Received-SPF: pass (google.com: domain of linux-nfs-owner@vger.kernel.org designates 23.128.96.18 as permitted sender) client-ip=23.128.96.18;
Subject: 
From:   David Howells <dhowells@redhat.com>
To:     linux-fsdevel@vger.kernel.org
Cc:     dhowells@redhat.com, Jeff Layton <jlayton@redhat.com>,
        "Matthew Wilcox (Oracle)" <willy@infradead.org>,
        Anna Schumaker <anna.schumaker@netapp.com>,
        Steve French <sfrench@samba.org>,
        Dominique Martinet <asmadeus@codewreck.org>,
        Mike Marshall <hubcap@omnibond.com>,
        David Wysochanski <dwysocha@redhat.com>,
        Shyam Prasad N <nspmangalore@gmail.com>,
        Miklos Szeredi <miklos@szeredi.hu>,
        Linus Torvalds <torvalds@linux-foundation.org>,
        linux-cachefs@redhat.com, linux-afs@lists.infradead.org,
        linux-nfs@vger.kernel.org, linux-cifs@vger.kernel.org,
        ceph-devel@vger.kernel.org, v9fs-developer@lists.sourceforge.net,
        devel@lists.orangefs.org, linux-mm@kvack.org,
        linux-kernel@vger.kernel.org
Date:   Wed, 21 Jul 2021 14:44:29 +0100
Message-ID: <162687506932.276387.14456718890524355509.stgit@warthog.procyon.org.uk>
User-Agent: StGit/0.23
MIME-Version: 1.0
Content-Type: text/plain; charset="utf-8"
Content-Transfer-Encoding: 7bit
Precedence: bulk

[RFC PATCH 00/12] netfs: Experimental write helpers, fscrypt and compression
Date: 


Hi all,

I've been working on extending the netfs helper library to provide write
support (even VM support) for the filesystems that want to use it, with an
eye to building in transparent content crypto support (eg. fscrypt) - so
that content-encrypted data is stored in fscache in encrypted form - and
also client-side compression (something that cifs/smb supports, I believe,
and something that afs may acquire in the future).

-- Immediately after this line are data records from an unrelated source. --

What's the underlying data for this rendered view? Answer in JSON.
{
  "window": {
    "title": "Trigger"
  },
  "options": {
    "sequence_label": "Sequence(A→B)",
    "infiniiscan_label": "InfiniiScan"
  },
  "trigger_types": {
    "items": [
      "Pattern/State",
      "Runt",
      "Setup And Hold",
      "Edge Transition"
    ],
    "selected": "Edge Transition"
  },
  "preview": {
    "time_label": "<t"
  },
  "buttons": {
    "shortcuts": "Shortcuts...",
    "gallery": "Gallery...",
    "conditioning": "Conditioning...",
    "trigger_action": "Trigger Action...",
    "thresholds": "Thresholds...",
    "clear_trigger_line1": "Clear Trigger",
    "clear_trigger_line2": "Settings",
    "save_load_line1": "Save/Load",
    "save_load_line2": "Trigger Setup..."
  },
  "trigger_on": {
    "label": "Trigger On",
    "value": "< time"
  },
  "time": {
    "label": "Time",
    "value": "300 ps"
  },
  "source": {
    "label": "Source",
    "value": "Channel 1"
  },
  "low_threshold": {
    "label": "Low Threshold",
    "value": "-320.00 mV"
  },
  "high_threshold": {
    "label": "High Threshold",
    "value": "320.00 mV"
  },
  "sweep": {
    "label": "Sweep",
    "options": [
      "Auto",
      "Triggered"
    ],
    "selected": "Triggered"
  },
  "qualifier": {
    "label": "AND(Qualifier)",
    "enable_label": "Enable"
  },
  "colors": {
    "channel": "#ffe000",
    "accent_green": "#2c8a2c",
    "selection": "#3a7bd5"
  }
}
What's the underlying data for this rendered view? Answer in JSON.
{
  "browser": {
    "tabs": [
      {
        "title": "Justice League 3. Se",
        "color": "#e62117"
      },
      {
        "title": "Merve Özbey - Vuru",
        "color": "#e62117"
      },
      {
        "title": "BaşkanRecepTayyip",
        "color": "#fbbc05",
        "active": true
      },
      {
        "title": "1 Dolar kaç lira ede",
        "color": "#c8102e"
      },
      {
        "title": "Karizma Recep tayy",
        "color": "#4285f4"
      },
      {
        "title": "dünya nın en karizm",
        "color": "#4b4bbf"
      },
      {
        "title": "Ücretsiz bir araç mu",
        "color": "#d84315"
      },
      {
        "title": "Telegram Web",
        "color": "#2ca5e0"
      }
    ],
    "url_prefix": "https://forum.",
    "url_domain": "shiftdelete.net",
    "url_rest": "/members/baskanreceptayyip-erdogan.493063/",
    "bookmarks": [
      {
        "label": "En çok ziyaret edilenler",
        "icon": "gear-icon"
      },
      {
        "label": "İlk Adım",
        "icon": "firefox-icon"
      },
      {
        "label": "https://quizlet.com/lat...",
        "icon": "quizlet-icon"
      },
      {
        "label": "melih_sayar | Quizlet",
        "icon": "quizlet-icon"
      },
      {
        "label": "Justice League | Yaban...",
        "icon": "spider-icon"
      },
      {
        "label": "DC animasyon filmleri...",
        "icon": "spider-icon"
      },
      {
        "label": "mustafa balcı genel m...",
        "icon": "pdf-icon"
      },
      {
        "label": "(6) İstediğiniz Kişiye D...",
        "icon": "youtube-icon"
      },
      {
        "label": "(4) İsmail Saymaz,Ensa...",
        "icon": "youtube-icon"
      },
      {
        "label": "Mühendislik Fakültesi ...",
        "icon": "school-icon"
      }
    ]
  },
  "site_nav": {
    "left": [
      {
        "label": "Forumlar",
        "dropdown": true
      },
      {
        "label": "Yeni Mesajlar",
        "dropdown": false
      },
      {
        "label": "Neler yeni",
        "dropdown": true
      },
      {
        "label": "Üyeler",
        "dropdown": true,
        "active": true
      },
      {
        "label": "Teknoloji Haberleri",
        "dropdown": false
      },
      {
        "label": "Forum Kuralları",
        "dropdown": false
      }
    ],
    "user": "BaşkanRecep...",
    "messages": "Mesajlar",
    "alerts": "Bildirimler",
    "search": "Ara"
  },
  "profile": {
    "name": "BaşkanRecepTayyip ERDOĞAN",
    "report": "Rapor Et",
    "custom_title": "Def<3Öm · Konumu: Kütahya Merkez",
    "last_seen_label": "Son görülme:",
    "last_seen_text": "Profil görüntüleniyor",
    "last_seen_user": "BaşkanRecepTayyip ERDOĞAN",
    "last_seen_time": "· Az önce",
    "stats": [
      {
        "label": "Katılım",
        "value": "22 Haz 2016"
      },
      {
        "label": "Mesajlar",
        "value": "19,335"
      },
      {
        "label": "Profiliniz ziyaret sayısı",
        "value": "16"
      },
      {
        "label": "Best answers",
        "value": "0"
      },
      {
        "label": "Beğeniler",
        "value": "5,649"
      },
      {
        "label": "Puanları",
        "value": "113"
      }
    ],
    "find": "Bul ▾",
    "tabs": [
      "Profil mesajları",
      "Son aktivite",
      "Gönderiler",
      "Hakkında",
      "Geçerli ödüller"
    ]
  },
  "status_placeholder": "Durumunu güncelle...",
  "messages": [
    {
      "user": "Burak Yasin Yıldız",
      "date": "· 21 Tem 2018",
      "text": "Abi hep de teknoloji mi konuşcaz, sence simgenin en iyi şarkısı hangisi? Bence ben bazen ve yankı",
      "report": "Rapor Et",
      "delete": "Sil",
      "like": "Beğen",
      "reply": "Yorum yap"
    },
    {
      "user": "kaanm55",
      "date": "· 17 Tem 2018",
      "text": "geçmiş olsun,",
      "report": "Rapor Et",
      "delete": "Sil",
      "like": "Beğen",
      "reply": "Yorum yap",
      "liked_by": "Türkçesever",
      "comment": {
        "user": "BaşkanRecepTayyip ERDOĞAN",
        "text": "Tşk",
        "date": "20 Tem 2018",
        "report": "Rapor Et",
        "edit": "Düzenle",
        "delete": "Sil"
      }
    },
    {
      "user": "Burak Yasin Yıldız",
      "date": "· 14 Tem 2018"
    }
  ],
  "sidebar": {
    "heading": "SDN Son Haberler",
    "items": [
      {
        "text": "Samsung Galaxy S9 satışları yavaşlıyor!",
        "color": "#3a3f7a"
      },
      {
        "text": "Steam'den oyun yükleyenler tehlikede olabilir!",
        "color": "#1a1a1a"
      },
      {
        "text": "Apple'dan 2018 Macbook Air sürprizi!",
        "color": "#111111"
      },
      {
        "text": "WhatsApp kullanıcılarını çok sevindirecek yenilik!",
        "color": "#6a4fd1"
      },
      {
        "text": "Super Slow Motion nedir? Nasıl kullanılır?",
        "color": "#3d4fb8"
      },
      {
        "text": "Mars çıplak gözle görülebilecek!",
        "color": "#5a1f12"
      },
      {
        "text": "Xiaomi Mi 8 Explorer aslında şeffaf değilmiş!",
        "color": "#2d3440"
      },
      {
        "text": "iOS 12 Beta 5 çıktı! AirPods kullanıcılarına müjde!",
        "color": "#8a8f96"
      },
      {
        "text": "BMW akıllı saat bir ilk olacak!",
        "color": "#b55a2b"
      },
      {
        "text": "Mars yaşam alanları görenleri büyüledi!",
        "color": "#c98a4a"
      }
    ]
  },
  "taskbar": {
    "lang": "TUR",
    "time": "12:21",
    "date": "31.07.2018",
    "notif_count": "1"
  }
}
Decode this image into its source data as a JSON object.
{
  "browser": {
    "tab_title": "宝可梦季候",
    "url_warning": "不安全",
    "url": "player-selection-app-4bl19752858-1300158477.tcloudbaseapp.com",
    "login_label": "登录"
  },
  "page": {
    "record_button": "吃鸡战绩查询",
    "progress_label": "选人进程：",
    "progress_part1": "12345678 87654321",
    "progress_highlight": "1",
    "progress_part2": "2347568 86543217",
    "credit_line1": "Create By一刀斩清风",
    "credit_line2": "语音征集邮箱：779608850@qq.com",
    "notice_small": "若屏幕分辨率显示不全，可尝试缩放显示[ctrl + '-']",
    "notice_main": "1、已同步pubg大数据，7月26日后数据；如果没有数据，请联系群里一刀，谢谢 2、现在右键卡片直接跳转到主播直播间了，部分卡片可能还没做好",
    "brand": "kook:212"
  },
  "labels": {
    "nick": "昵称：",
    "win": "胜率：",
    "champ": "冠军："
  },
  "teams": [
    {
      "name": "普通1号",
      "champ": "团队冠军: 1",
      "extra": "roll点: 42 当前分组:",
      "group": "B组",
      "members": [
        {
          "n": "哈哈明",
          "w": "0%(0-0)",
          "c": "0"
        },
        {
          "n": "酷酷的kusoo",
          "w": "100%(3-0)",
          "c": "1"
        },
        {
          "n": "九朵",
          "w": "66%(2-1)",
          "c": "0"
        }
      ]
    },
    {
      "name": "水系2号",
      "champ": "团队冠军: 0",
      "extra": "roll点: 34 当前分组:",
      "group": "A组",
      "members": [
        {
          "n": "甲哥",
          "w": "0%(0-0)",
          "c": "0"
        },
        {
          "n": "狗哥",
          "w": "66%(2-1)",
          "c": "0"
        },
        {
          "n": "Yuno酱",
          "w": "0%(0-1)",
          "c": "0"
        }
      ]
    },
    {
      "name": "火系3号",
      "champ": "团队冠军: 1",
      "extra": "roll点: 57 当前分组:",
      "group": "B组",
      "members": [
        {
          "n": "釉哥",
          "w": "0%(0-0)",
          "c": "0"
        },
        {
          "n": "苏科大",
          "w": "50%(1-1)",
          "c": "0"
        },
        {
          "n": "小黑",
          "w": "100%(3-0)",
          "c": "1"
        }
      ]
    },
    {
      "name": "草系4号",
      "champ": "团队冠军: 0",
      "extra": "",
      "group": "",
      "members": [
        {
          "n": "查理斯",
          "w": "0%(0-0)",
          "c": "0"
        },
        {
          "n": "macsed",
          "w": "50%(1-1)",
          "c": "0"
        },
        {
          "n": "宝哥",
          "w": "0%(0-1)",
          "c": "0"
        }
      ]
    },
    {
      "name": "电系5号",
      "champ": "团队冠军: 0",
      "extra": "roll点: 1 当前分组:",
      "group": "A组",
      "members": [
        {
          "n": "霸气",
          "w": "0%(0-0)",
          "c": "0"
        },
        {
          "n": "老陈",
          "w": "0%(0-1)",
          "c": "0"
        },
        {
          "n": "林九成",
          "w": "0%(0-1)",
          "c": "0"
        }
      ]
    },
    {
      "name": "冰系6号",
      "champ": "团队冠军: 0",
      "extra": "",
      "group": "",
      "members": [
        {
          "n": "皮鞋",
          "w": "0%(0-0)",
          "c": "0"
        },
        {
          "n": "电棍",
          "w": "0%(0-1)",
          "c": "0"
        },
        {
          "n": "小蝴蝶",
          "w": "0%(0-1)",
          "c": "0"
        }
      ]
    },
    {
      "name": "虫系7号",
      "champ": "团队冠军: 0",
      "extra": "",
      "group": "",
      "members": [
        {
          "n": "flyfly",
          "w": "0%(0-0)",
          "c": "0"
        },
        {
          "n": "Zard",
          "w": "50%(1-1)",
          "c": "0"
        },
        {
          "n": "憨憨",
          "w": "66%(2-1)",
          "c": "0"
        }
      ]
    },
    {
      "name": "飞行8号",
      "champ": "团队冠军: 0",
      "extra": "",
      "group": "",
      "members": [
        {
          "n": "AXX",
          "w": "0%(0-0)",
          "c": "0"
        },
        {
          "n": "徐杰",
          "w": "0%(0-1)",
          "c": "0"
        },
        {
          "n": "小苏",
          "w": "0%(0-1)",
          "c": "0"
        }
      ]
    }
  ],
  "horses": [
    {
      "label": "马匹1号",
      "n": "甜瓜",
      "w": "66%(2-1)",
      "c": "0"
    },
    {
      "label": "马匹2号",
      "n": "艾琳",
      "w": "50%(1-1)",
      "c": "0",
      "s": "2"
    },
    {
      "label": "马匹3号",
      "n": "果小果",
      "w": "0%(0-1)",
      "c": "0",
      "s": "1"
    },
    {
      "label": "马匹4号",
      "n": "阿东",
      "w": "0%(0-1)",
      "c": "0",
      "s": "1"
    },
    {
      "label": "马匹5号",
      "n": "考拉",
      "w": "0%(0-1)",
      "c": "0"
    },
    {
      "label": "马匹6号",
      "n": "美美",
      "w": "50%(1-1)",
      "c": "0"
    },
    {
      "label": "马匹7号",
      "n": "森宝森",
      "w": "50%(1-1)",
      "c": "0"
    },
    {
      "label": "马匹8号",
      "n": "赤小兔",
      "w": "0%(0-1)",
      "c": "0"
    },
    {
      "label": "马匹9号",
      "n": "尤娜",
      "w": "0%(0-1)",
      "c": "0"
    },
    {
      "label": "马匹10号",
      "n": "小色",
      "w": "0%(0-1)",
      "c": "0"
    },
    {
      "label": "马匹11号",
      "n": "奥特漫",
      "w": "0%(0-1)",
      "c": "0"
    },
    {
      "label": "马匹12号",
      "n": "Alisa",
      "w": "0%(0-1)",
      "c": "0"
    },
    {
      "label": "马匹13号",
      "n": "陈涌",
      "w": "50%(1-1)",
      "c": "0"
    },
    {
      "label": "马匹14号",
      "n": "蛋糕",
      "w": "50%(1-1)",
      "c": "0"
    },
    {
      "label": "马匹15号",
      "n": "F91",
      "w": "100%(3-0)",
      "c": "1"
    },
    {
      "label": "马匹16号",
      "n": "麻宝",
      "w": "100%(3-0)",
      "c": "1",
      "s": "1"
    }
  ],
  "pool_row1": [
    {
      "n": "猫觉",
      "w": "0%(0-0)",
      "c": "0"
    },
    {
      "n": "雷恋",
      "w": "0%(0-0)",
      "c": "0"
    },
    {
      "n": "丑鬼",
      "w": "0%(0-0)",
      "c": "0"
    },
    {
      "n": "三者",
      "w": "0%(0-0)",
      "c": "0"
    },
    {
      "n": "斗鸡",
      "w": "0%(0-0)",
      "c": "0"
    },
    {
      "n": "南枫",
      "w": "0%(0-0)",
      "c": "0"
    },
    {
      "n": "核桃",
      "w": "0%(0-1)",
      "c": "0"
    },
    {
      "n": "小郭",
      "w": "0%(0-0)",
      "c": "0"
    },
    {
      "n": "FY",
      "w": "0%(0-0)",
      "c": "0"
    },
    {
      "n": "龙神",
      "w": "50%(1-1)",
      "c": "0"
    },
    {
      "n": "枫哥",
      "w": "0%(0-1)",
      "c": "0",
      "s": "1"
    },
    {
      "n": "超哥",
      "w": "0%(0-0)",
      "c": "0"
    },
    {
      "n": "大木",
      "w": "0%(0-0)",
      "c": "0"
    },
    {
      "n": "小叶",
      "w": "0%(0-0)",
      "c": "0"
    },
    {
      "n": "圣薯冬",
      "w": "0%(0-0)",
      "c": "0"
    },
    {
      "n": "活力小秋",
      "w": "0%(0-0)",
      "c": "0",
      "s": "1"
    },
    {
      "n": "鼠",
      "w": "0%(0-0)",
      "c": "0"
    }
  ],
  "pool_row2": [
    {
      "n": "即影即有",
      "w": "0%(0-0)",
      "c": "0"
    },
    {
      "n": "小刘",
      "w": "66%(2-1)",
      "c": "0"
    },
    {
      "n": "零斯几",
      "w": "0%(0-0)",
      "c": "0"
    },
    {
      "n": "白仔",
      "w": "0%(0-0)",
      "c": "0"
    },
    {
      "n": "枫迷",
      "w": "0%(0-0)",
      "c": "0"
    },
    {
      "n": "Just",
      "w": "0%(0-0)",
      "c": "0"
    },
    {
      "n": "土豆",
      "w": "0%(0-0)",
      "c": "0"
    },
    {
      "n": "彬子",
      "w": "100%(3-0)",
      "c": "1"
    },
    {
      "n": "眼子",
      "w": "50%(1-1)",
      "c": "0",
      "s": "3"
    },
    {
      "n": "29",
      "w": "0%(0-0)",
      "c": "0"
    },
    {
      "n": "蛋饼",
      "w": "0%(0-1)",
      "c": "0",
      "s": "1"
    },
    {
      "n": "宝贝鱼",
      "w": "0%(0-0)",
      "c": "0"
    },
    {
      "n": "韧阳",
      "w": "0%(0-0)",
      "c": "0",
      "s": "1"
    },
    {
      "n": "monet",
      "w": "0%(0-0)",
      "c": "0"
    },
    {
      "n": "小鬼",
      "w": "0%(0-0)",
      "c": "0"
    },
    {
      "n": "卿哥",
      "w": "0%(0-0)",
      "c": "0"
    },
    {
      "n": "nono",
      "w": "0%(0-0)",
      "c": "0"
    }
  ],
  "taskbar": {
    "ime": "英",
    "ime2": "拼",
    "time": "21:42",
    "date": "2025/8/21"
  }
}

This brings interesting issues with PAGE_SIZE potentially being smaller
than the I/O block size, and thus having to make sure pages that aren't
locally modified stay retained.  Note that whilst folios could, in theory,
help here, a folio requires contiguous RAM.

So here's the changes I have so far (WARNING: it's experimental, so may
contain debugging stuff, notes and extra bits and it's not fully
implemented yet).  The changes can also be found here:

	https://git.kernel.org/pub/scm/linux/kernel/git/dhowells/linux-fs.git/log/?h=netfs-regions-experimental

With this, I can do simple reads and writes through afs, and the
modifications can be made encrypted to both the server and the cache
(though I haven't yet written the decryption side of it).


REGION LISTS
============

One of the things that I've been experimenting with is keeping a list of
dirty regions on each inode separate from the dirty bits on the page.
Region records can then be used to manage the spans of pages required to
construct a crypto or compression buffer.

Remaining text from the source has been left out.